The decision narrowed the extraterritorial reach of the Endangered Species Act of 1973 and affected the operational obligations of finance agencies such as the Export-Import Bank and Overseas Private Investment Corporation—the latter later succeeded by the U.S. International Development Finance Corporation. Environmental organizations including Defenders of Wildlife and the Natural Resources Defense Council reassessed litigation strategies and sought legislative responses from the United States Congress; proposed amendments to the Endangered Species Act were discussed but not enacted in the immediate aftermath. The ruling influenced subsequent administrative practice, federal agency manuals, and academic commentary in journals such as the Harvard Environmental Law Review and the Columbia Law Review, and it was cited in later cases addressing extraterritoriality doctrines including Morrison v.
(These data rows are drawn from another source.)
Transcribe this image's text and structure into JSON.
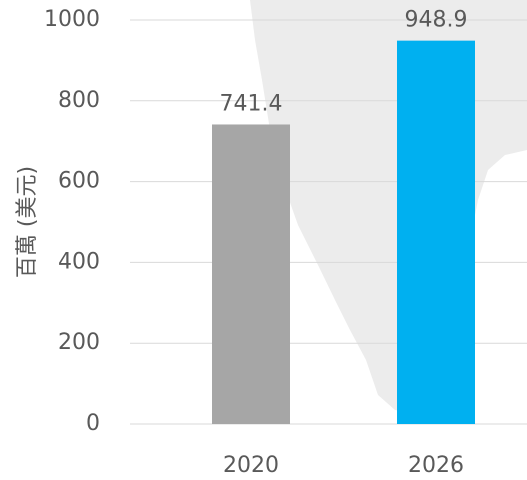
{
  "chart_data": {
    "type": "bar",
    "y_label": "百萬 (美元)",
    "categories": [
      "2020",
      "2026"
    ],
    "values": [
      741.4,
      948.9
    ],
    "colors": [
      "#a6a6a6",
      "#00b0f0"
    ],
    "ylim": [
      0,
      1000
    ],
    "yticks": [
      0,
      200,
      400,
      600,
      800,
      1000
    ],
    "grid": true
  }
}
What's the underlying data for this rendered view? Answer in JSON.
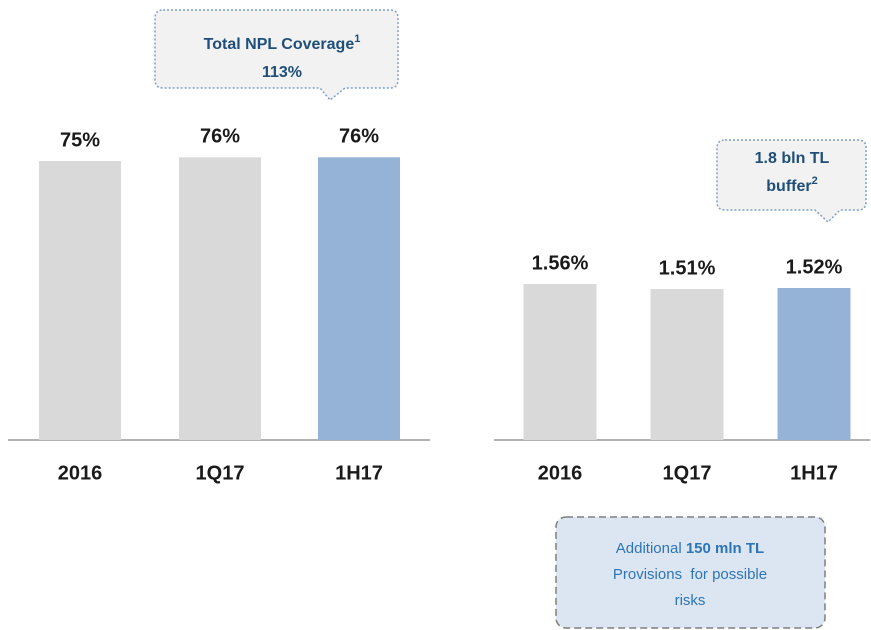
{
  "chart_data": [
    {
      "type": "bar",
      "categories": [
        "2016",
        "1Q17",
        "1H17"
      ],
      "values": [
        75,
        76,
        76
      ],
      "value_labels": [
        "75%",
        "76%",
        "76%"
      ],
      "colors": [
        "#d9d9d9",
        "#d9d9d9",
        "#95b3d7"
      ],
      "ylim": [
        0,
        100
      ],
      "callout": {
        "lines": [
          "Total NPL Coverage",
          "113%"
        ],
        "note": "1"
      }
    },
    {
      "type": "bar",
      "categories": [
        "2016",
        "1Q17",
        "1H17"
      ],
      "values": [
        1.56,
        1.51,
        1.52
      ],
      "value_labels": [
        "1.56%",
        "1.51%",
        "1.52%"
      ],
      "colors": [
        "#d9d9d9",
        "#d9d9d9",
        "#95b3d7"
      ],
      "ylim": [
        0,
        2
      ],
      "callout": {
        "lines": [
          "1.8 bln TL",
          "buffer"
        ],
        "note": "2"
      },
      "note_box": {
        "parts": [
          "Additional",
          "150 mln TL",
          "Provisions  for possible",
          "risks"
        ]
      }
    }
  ]
}
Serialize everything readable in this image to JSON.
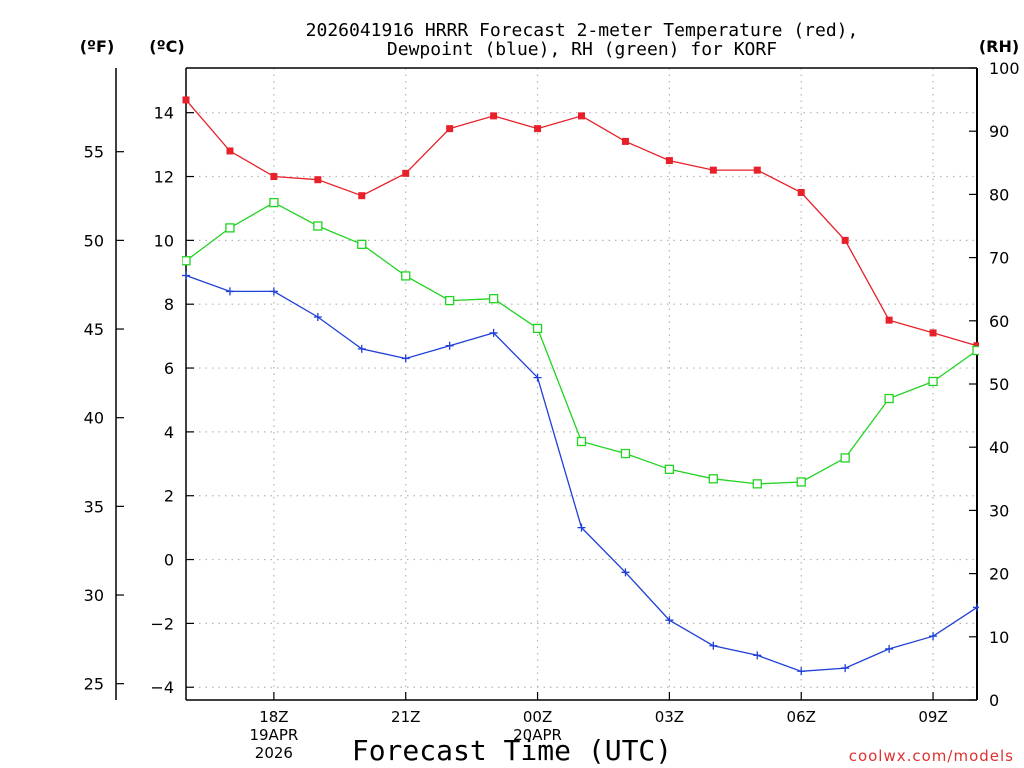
{
  "chart_data": {
    "type": "line",
    "title": "2026041916 HRRR Forecast 2-meter Temperature (red),",
    "title_line2": "Dewpoint (blue), RH (green) for KORF",
    "xlabel": "Forecast Time (UTC)",
    "watermark": "coolwx.com/models",
    "axis_labels": {
      "fahrenheit": "(ºF)",
      "celsius": "(ºC)",
      "rh": "(RH)"
    },
    "xlim": [
      16,
      34
    ],
    "ylim_celsius": [
      -4.4,
      15.4
    ],
    "ylim_rh": [
      0,
      100
    ],
    "grid": true,
    "x_ticks": [
      {
        "x": 18,
        "label": "18Z",
        "sub1": "19APR",
        "sub2": "2026"
      },
      {
        "x": 21,
        "label": "21Z",
        "sub1": "",
        "sub2": ""
      },
      {
        "x": 24,
        "label": "00Z",
        "sub1": "20APR",
        "sub2": ""
      },
      {
        "x": 27,
        "label": "03Z",
        "sub1": "",
        "sub2": ""
      },
      {
        "x": 30,
        "label": "06Z",
        "sub1": "",
        "sub2": ""
      },
      {
        "x": 33,
        "label": "09Z",
        "sub1": "",
        "sub2": ""
      }
    ],
    "celsius_ticks": [
      {
        "v": 14,
        "label": "14"
      },
      {
        "v": 12,
        "label": "12"
      },
      {
        "v": 10,
        "label": "10"
      },
      {
        "v": 8,
        "label": "8"
      },
      {
        "v": 6,
        "label": "6"
      },
      {
        "v": 4,
        "label": "4"
      },
      {
        "v": 2,
        "label": "2"
      },
      {
        "v": 0,
        "label": "0"
      },
      {
        "v": -2,
        "label": "−2"
      },
      {
        "v": -4,
        "label": "−4"
      }
    ],
    "fahrenheit_ticks": [
      {
        "v": 55,
        "label": "55"
      },
      {
        "v": 50,
        "label": "50"
      },
      {
        "v": 45,
        "label": "45"
      },
      {
        "v": 40,
        "label": "40"
      },
      {
        "v": 35,
        "label": "35"
      },
      {
        "v": 30,
        "label": "30"
      },
      {
        "v": 25,
        "label": "25"
      }
    ],
    "rh_ticks": [
      {
        "v": 100,
        "label": "100"
      },
      {
        "v": 90,
        "label": "90"
      },
      {
        "v": 80,
        "label": "80"
      },
      {
        "v": 70,
        "label": "70"
      },
      {
        "v": 60,
        "label": "60"
      },
      {
        "v": 50,
        "label": "50"
      },
      {
        "v": 40,
        "label": "40"
      },
      {
        "v": 30,
        "label": "30"
      },
      {
        "v": 20,
        "label": "20"
      },
      {
        "v": 10,
        "label": "10"
      },
      {
        "v": 0,
        "label": "0"
      }
    ],
    "x": [
      16,
      17,
      18,
      19,
      20,
      21,
      22,
      23,
      24,
      25,
      26,
      27,
      28,
      29,
      30,
      31,
      32,
      33,
      34
    ],
    "series": [
      {
        "name": "Temperature",
        "axis": "celsius",
        "color": "#e8202a",
        "marker": "filled-square",
        "values": [
          14.4,
          12.8,
          12.0,
          11.9,
          11.4,
          12.1,
          13.5,
          13.9,
          13.5,
          13.9,
          13.1,
          12.5,
          12.2,
          12.2,
          11.5,
          10.0,
          7.5,
          7.1,
          6.7
        ]
      },
      {
        "name": "Dewpoint",
        "axis": "celsius",
        "color": "#1f3fd8",
        "marker": "plus",
        "values": [
          8.9,
          8.4,
          8.4,
          7.6,
          6.6,
          6.3,
          6.7,
          7.1,
          5.7,
          1.0,
          -0.4,
          -1.9,
          -2.7,
          -3.0,
          -3.5,
          -3.4,
          -2.8,
          -2.4,
          -1.5
        ]
      },
      {
        "name": "RH",
        "axis": "rh",
        "color": "#22d322",
        "marker": "open-square",
        "values": [
          69.5,
          74.7,
          78.7,
          75.0,
          72.1,
          67.1,
          63.2,
          63.5,
          58.8,
          40.9,
          39.0,
          36.5,
          35.0,
          34.2,
          34.5,
          38.3,
          47.7,
          50.4,
          55.3
        ]
      }
    ]
  }
}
National Australia Bank Ltd.-related litigation and statutory interpretation disputes in circuits such as the Second Circuit and the Ninth Circuit. The case remains a touchstone in debates among organizations like the Sierra Club, the U.S. Chamber of Commerce, and the American Bar Association over balancing environmental protection, international investment, and administrative reach.